場合によっては、非同期処理の間に何らかのメインスレッドでの仕事があったりして、頻繁に同期非同期の処理が行ったり来たりすることも多いでしょう。そのような場合のコードをAsyncTask
やAsyncTaskLoader
で書き連ねるのはどう考えてもメンテナンスできなくなりそうです。
そこで、Promiseという考え方を導入して、一連の処理の流れをチェイン状につなげて書けるようにしてみます。
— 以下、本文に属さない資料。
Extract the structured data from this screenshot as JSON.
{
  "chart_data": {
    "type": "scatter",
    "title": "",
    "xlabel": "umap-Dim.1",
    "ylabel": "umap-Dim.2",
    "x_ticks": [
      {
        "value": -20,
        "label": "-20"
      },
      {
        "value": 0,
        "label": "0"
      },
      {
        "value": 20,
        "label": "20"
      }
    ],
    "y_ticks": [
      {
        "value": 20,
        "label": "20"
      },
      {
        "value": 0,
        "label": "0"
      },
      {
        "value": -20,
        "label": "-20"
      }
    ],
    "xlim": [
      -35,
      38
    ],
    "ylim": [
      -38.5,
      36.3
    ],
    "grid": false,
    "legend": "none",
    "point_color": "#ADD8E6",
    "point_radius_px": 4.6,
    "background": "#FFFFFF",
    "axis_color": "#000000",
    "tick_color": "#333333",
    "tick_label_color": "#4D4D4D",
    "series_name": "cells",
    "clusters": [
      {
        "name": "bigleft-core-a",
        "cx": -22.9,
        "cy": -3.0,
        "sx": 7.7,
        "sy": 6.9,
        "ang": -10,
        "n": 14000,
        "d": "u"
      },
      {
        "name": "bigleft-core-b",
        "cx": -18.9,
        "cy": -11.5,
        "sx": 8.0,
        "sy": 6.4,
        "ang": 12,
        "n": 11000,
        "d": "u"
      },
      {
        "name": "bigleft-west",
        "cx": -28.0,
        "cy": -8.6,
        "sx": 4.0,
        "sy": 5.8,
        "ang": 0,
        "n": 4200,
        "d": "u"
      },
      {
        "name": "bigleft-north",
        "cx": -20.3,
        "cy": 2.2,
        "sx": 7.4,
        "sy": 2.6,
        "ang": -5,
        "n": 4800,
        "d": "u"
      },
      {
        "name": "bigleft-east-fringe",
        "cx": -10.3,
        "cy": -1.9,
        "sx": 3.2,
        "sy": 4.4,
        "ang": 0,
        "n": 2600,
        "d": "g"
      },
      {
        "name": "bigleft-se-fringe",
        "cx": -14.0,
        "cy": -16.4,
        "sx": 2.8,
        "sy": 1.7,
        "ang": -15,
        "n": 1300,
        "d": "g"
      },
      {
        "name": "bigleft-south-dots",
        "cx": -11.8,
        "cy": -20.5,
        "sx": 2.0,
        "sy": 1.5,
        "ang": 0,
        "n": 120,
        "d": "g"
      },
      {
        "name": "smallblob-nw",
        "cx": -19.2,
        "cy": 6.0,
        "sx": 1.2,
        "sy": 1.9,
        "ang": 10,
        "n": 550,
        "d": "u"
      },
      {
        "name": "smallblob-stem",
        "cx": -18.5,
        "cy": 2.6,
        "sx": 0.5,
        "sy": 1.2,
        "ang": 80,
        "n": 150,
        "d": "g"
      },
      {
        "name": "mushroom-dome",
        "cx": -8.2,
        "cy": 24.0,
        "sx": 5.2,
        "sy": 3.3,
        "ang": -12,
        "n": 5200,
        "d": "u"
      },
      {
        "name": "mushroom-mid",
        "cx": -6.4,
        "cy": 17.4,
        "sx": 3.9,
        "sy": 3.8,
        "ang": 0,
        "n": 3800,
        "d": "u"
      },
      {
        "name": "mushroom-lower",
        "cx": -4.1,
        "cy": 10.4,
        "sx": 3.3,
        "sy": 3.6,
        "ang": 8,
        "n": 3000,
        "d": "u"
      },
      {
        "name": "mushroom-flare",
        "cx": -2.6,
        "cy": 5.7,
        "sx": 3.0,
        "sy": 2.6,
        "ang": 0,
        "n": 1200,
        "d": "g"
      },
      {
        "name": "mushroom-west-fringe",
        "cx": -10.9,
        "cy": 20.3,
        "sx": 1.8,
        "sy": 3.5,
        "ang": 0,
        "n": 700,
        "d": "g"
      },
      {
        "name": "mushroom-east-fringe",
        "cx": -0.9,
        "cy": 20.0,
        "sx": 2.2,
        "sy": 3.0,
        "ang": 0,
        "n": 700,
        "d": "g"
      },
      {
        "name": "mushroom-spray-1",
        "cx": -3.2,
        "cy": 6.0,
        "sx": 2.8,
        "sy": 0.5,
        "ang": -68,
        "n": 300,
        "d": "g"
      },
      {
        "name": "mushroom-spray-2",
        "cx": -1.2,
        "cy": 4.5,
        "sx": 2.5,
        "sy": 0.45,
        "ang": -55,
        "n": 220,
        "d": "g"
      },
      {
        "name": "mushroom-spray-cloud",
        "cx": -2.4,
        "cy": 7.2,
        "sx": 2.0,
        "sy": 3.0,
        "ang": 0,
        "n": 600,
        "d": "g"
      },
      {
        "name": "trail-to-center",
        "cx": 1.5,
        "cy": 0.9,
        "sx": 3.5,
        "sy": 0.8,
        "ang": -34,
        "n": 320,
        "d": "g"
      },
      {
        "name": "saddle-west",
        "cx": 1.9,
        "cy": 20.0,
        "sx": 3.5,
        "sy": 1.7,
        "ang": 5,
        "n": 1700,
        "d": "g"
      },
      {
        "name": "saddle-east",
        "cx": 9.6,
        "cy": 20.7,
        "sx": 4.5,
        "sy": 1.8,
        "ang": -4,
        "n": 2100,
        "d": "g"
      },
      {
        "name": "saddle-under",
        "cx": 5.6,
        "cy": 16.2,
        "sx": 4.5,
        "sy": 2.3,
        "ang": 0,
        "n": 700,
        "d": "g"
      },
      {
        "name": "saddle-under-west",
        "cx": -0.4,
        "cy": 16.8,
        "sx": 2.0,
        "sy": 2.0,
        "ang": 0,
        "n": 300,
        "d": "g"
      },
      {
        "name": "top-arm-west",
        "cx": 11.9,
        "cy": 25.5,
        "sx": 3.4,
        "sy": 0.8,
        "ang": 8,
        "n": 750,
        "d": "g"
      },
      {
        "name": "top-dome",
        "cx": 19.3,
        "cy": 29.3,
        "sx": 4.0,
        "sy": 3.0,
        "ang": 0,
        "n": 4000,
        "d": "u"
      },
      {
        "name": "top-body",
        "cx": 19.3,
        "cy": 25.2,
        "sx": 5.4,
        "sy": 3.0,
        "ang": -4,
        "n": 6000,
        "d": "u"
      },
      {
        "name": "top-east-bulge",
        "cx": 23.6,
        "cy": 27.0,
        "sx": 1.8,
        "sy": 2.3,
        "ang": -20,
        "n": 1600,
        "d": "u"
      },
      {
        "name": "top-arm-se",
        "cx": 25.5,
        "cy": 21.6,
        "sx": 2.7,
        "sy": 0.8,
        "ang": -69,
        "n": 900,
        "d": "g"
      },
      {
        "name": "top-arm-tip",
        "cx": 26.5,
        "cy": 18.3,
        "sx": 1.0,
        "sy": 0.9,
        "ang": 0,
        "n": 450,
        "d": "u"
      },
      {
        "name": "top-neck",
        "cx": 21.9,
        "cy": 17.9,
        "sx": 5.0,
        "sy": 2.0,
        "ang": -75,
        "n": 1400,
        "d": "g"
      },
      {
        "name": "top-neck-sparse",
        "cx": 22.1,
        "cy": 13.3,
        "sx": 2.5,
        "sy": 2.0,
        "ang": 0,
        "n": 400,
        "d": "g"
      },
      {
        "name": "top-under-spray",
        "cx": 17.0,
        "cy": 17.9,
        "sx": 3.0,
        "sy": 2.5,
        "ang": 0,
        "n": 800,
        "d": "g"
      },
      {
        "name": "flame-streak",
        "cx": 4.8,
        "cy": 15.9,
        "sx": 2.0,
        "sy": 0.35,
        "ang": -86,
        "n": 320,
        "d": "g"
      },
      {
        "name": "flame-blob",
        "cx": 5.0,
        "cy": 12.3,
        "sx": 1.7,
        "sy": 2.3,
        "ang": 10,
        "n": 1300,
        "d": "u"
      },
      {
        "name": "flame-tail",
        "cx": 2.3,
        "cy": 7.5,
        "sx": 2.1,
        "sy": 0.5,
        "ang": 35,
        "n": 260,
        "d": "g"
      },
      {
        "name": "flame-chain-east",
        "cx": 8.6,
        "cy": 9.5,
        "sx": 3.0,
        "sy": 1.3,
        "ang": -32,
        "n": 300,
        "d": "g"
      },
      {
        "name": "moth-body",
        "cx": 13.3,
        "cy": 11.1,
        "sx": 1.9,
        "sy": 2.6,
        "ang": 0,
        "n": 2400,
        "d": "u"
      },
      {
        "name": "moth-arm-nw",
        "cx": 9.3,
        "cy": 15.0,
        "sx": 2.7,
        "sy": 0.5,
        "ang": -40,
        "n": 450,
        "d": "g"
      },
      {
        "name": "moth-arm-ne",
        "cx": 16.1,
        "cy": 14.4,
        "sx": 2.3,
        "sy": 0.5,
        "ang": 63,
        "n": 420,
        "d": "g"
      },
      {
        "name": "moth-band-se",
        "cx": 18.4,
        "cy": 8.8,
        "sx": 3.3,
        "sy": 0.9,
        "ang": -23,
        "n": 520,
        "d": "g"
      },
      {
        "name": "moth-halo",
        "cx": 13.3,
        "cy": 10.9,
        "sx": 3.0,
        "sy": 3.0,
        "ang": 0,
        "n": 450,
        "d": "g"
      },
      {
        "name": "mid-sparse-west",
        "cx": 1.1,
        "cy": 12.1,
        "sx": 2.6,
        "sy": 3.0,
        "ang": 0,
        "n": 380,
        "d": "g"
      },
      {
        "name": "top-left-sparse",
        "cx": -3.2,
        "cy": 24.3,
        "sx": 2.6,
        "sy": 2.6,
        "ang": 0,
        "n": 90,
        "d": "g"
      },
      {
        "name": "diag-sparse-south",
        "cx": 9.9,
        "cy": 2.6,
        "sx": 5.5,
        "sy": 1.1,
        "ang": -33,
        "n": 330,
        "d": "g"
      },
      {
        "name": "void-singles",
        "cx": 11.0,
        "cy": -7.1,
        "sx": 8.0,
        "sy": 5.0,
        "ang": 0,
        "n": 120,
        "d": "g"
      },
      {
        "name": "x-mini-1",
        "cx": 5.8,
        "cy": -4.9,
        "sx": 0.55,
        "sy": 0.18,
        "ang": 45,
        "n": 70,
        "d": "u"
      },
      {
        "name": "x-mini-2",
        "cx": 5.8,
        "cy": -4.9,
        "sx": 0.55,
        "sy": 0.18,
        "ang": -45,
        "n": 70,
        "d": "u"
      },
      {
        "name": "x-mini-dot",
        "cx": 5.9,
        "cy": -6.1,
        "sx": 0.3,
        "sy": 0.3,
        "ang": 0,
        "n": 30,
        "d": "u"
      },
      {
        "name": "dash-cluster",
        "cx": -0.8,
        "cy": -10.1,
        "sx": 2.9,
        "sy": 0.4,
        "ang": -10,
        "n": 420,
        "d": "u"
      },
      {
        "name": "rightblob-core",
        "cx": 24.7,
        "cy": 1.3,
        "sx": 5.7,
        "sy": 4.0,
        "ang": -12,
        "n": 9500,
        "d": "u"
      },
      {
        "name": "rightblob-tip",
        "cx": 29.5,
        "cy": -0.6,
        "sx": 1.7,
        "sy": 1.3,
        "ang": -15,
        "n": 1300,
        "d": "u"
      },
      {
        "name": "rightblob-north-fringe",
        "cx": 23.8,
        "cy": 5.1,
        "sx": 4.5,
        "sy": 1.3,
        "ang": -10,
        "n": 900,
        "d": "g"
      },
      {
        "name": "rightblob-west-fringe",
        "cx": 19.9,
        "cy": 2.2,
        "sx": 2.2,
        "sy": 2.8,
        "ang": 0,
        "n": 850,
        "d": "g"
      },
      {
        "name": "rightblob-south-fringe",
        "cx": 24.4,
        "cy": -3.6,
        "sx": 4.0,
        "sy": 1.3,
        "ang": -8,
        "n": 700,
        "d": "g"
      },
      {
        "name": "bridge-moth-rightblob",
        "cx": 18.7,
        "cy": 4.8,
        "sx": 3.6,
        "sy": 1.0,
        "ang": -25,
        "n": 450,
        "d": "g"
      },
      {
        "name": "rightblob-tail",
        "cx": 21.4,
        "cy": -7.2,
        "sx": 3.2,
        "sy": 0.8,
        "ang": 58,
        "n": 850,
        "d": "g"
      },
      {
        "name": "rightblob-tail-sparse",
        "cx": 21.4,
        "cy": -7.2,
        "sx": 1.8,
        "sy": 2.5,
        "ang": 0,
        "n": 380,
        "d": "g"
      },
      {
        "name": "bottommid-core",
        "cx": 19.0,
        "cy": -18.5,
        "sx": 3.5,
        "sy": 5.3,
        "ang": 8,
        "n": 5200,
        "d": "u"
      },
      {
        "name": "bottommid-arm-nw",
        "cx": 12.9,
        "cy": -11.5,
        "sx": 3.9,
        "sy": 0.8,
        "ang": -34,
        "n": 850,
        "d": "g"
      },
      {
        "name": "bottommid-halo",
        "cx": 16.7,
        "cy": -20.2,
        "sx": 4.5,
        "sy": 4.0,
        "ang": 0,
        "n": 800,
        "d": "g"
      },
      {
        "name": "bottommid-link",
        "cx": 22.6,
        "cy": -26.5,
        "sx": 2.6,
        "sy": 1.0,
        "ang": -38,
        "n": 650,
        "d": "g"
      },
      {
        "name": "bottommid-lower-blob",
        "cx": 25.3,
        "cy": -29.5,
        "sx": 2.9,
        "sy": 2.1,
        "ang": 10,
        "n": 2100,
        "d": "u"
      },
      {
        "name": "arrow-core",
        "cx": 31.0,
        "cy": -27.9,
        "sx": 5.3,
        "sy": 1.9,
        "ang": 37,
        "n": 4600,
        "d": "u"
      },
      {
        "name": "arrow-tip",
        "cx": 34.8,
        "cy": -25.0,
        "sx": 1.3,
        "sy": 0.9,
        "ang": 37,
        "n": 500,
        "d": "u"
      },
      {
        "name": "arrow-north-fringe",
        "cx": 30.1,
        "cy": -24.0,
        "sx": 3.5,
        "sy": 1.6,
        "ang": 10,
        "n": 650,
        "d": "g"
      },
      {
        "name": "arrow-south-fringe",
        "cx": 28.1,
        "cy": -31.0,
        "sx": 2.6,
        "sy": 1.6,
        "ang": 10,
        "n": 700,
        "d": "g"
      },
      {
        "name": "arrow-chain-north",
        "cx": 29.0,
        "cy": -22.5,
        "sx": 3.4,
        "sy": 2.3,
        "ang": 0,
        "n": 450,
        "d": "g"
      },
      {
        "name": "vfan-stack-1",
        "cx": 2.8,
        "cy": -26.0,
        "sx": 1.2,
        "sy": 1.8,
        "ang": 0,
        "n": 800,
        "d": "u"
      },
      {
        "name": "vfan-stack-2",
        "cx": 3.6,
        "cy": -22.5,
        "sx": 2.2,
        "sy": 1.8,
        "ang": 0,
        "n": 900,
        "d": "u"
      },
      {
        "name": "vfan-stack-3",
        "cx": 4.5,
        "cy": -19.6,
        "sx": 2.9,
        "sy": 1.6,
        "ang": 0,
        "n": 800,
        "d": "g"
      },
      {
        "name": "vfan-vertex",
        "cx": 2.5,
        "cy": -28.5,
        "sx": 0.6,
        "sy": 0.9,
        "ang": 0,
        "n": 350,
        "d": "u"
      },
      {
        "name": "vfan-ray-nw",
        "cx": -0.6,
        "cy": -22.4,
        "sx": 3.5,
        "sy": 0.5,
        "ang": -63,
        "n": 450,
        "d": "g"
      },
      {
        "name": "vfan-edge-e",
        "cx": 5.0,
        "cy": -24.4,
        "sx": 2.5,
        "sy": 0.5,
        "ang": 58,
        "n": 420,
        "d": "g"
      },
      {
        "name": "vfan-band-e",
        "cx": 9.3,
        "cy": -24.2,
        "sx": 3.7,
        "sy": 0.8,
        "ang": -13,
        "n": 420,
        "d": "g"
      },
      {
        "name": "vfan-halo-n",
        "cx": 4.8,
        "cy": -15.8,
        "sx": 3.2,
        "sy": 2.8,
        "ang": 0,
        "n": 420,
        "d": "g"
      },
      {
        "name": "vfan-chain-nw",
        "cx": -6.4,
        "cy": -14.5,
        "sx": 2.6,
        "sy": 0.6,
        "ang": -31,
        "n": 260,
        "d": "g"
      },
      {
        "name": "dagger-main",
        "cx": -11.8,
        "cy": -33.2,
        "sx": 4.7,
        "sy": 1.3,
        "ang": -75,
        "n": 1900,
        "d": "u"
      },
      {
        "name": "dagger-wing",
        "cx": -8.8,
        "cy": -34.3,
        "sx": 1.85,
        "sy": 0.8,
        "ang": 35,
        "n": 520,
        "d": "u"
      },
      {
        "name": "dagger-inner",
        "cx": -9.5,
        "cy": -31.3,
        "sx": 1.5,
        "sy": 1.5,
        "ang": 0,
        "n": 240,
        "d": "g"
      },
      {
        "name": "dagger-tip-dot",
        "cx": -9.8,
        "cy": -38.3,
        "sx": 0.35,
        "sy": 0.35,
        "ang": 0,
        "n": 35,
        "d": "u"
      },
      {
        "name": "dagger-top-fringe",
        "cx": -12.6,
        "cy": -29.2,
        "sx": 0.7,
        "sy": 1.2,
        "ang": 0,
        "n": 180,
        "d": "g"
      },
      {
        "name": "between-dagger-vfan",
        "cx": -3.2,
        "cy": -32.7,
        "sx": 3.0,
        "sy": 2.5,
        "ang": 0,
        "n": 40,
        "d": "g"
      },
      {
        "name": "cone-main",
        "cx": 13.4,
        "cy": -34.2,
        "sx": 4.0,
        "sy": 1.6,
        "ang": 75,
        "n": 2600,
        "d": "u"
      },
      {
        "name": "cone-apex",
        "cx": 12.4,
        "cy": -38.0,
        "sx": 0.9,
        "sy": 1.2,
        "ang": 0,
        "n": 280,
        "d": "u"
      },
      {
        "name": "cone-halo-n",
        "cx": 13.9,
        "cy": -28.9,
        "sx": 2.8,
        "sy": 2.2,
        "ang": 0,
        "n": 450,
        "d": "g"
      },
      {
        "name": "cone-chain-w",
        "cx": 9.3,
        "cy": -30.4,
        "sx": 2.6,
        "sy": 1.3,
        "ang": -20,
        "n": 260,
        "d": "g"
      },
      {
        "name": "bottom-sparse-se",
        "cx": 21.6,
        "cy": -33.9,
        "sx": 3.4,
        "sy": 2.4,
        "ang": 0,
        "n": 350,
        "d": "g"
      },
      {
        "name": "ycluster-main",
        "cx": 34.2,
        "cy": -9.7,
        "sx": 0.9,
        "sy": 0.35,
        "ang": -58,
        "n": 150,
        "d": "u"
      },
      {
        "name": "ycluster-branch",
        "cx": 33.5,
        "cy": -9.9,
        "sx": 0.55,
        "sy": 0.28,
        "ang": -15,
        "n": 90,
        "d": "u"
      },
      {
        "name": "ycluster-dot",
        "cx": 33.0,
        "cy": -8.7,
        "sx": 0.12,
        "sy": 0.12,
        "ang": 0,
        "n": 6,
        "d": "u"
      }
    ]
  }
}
いくつかライブラリ(android-promise, jdeferred, RxJava)がありますが、概ね以下のように書くことができます。
// andorid-promise で書いてみた
public class MyActivity extends Activity {
@Override
public void onCreate(Bundle savedInstanceState) {
super.onCreate(savedInstanceState);
setContentView(R.layout.my_activity);
Promise.with(this, Void.class).then(new Task<Void, Void>() {
@Override
public void run(Void in, NextTask<Void> next) {
// do something on main thread
next.run(null);
}
}).thenOnAsyncThread(new Task<Void, Result>() {
@Override
public void run(Void in, NextTask<Result> next) {
// do something on async thread(not main thread)
Result result = ...
next.run(result);
}
}).thenOnMainThread(new Task<Result, Void>() {
@Override
public void run(Result in, NextTask<Void> next) {
// do something on main thread with result input
next.run(null);
}
}).thenOnAsyncThread(new Task<Void, Result>() {
@Override
public void run(Void in, NextTask<Result> next) {
// do something on main thread
Result result = ...
next.run(result);
}
}).setCallback(new Callback<Result>() {
@Override
public void onSuccess(Result result) {
// all task done!
}
@Override
public void onFailure(Bundle result, Exception exp) {
// something went wrong
}
}).execute(null);
}
@Override
public void onDestroy() {
Promise.destroyWith(this);
super.onDestroy();
}
}
あれしてこれしてそれからあの仕事をして……という流れがコードと綺麗に一致します。RxJava はもっとリッチな機能を提供してくれますが、Promise のように使うこともできます。これで、非同期処理のコードがあちこちに散らばって追い切れなくなる状況が回避できそうです。
まとめ
今回、Thread
を使わない理由として、スレッドプールを使わないとリソースを食うという話題をあげましたが、他にもスレッドの待ち合わせなど、ややこしくかつ正しく実装することが難しいものもあります。そういったものも含めて、Thread
をそのまま使うことは避けていきたいものです。
そして、往々にして複雑化しがちな一連の処理の流れを、Promise の考え方でもってシンプルにまとめると、読みやすくメンテしやすいコードになりそうです。